Test                          Pass  Score  Turns
─────────────────────────────────────────────────
Schedules an appointment       ✓    0.93   8
No PII leakage                 ✓    1.00   6
─────────────────────────────────────────────────
2/2 passed

Iterate in the Web UI¶

For richer iteration — graph view, side-by-side run comparison, diagnose-and-auto-fix — load the same files in the browser:

voicetest serve

Open http://localhost:8000, import your agent, paste in or upload your tests, click Run.

Web UI Demo (light)

Next steps¶

You have a working test loop.

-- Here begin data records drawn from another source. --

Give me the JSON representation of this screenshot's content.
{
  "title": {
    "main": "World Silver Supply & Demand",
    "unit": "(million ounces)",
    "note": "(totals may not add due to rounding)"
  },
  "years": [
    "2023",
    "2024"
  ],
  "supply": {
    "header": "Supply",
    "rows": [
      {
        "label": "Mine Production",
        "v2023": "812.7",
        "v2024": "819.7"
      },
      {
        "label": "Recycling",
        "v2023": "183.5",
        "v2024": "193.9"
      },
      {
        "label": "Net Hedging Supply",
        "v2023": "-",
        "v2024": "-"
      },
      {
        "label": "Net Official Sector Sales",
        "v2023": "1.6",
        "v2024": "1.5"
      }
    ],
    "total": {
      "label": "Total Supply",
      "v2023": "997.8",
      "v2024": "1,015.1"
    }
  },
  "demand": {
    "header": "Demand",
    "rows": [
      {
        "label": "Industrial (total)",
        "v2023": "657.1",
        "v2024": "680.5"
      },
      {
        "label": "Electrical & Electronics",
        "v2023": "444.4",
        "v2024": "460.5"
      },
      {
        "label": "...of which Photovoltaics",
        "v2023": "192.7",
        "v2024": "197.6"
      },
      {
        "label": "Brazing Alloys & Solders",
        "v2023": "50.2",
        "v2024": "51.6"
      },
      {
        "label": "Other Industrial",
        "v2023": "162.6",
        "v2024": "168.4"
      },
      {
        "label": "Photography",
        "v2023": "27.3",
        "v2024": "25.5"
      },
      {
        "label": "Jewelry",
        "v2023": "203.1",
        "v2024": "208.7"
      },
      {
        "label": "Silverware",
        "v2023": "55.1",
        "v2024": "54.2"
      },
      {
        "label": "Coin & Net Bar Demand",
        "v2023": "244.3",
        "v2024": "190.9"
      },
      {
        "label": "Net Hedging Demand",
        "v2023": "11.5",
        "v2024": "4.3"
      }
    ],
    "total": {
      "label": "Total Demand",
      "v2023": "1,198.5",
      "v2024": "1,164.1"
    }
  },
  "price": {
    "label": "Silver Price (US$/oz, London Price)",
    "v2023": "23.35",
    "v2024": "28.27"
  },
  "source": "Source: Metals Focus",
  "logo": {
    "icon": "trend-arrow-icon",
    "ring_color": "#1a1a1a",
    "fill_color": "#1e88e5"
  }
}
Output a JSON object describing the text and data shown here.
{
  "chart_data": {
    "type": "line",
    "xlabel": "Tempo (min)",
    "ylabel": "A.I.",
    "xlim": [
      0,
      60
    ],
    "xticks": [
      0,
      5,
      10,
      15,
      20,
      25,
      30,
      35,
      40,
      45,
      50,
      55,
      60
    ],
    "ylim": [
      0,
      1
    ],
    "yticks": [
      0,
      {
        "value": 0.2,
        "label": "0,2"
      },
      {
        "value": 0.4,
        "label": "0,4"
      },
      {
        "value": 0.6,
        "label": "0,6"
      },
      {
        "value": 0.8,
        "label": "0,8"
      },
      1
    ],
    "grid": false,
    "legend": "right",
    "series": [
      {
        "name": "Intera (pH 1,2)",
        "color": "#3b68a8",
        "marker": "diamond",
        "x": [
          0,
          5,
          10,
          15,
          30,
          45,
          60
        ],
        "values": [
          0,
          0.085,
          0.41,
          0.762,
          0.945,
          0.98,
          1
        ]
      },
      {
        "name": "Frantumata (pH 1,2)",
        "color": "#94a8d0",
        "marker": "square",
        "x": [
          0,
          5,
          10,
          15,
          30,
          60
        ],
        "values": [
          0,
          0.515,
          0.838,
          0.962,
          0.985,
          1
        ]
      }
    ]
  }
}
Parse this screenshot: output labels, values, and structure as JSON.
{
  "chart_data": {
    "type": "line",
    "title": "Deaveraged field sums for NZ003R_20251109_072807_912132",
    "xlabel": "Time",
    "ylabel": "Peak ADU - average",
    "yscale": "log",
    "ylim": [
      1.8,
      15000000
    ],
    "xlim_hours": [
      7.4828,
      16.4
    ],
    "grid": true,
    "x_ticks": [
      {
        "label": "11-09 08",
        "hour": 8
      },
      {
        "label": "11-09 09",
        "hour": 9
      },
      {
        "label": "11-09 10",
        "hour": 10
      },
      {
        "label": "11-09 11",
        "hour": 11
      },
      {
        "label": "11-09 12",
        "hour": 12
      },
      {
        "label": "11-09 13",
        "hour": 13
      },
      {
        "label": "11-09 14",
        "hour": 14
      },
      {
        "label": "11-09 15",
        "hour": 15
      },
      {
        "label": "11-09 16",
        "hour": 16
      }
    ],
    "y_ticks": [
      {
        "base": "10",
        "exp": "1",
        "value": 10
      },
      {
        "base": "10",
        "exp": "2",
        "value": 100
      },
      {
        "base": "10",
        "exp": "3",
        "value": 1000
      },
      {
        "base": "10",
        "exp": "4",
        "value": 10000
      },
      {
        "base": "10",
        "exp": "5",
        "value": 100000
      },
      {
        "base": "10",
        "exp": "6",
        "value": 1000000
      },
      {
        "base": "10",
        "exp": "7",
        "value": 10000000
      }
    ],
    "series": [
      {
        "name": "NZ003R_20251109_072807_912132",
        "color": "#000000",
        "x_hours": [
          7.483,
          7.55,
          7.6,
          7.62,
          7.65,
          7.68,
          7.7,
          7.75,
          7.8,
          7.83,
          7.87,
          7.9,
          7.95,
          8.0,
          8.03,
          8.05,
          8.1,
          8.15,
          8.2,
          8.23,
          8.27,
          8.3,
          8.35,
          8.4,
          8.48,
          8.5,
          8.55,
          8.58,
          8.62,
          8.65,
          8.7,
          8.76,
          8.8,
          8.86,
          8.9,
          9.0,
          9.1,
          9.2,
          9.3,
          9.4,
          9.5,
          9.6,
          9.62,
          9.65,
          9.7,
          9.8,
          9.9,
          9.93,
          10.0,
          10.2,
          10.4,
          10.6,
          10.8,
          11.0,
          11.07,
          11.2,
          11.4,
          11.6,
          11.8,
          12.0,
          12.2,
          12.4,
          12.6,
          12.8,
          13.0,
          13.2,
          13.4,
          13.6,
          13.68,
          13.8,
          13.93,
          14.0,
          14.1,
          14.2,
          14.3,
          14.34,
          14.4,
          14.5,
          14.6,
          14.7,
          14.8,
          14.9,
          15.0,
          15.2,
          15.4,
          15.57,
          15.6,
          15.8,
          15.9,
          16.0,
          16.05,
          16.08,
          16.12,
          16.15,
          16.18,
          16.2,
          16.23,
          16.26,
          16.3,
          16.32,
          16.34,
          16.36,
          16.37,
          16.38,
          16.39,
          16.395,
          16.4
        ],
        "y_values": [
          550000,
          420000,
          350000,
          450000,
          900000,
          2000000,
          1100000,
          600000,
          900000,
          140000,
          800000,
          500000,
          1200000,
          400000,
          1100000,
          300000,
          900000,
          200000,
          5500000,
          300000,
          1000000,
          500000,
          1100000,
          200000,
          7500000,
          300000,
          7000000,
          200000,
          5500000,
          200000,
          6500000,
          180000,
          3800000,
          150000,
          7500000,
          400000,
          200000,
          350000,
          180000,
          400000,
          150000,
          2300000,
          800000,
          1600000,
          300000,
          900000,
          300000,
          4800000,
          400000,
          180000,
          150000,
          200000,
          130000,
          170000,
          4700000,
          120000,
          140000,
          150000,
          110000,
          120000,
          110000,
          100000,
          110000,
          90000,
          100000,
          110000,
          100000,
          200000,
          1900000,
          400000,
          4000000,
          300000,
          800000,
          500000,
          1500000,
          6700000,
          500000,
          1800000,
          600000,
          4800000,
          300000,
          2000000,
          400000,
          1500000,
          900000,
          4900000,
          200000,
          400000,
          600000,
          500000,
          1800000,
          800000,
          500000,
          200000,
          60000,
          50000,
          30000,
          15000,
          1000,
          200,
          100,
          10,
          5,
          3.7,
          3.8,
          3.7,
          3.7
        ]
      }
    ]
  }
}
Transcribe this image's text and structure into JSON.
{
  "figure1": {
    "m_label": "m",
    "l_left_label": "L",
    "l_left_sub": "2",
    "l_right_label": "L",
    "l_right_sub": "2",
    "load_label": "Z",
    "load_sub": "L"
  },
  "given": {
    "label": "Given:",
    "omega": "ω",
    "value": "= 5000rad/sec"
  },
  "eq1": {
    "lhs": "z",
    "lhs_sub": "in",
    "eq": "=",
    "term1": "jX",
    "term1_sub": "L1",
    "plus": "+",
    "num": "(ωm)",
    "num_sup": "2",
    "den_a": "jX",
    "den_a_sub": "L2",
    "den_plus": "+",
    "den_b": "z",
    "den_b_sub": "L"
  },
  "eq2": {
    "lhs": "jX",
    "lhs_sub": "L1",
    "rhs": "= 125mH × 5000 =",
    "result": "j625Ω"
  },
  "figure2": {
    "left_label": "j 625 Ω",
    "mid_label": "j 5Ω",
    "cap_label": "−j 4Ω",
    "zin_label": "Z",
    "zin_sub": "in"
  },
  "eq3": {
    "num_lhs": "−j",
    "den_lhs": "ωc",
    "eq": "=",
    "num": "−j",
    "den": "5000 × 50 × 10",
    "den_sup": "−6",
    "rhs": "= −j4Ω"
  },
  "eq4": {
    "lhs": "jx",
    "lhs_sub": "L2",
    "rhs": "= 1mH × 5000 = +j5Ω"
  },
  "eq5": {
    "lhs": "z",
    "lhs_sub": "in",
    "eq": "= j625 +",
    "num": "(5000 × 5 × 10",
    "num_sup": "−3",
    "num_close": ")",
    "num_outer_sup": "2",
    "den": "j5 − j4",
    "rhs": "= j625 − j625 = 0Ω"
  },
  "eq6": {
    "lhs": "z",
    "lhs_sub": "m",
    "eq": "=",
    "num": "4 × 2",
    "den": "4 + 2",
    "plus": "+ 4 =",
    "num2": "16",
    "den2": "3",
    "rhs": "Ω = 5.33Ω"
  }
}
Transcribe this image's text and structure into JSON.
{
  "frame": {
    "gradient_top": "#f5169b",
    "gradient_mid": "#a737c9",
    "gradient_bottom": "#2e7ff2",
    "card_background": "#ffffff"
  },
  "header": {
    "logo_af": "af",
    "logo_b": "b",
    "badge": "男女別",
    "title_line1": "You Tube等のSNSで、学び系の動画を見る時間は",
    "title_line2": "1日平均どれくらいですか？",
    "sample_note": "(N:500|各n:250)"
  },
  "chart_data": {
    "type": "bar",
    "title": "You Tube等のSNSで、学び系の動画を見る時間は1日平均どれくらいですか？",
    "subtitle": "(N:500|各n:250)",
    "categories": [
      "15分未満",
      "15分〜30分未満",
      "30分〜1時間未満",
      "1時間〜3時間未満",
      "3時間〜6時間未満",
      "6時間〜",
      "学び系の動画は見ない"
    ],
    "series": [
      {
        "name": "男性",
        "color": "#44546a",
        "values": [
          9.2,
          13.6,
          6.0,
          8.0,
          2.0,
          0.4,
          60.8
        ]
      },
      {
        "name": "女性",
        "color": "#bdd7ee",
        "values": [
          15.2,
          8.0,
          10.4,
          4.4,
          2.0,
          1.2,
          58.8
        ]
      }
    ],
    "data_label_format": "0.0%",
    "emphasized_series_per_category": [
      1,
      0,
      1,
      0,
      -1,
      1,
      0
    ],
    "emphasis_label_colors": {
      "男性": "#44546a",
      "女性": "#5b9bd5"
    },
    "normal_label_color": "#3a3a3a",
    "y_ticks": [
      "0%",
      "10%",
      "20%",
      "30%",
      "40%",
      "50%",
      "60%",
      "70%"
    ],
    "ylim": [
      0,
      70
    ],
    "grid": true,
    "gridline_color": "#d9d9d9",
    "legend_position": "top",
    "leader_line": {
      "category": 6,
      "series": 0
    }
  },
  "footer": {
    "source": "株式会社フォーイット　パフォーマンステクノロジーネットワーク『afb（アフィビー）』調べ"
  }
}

Where to go from here depends on what you want to do.

Task	Go here
Catch regressions before shipping a prompt change	Recipe: Regression-test prompt changes
Build a test suite from your production calls	Recipe: Import call history
Find and fix the root cause of a failing test	Recipe: Diagnose a failing test
Run tests on every push in CI	Recipe: Run in GitHub Actions
Understand graphs, nodes, transitions, and judging	Core Concepts
Configure models, providers, and platform credentials	Configuration
Browse every CLI command	CLI Reference
Convert an agent between platforms (Retell → VAPI, etc.)	Features: Format conversion

Live voice calls¶

The CLI and Web UI flows above run simulated conversations — fast, deterministic, no telephony required. To make actual phone calls (e.g. for end-to-end audio testing with real TTS/STT), run the full stack:

voicetest up      # starts LiveKit + Whisper STT + Kokoro TTS via Docker
# … test calls …
voicetest down

This is optional. voicetest serve alone is enough for the simulation-based testing flow.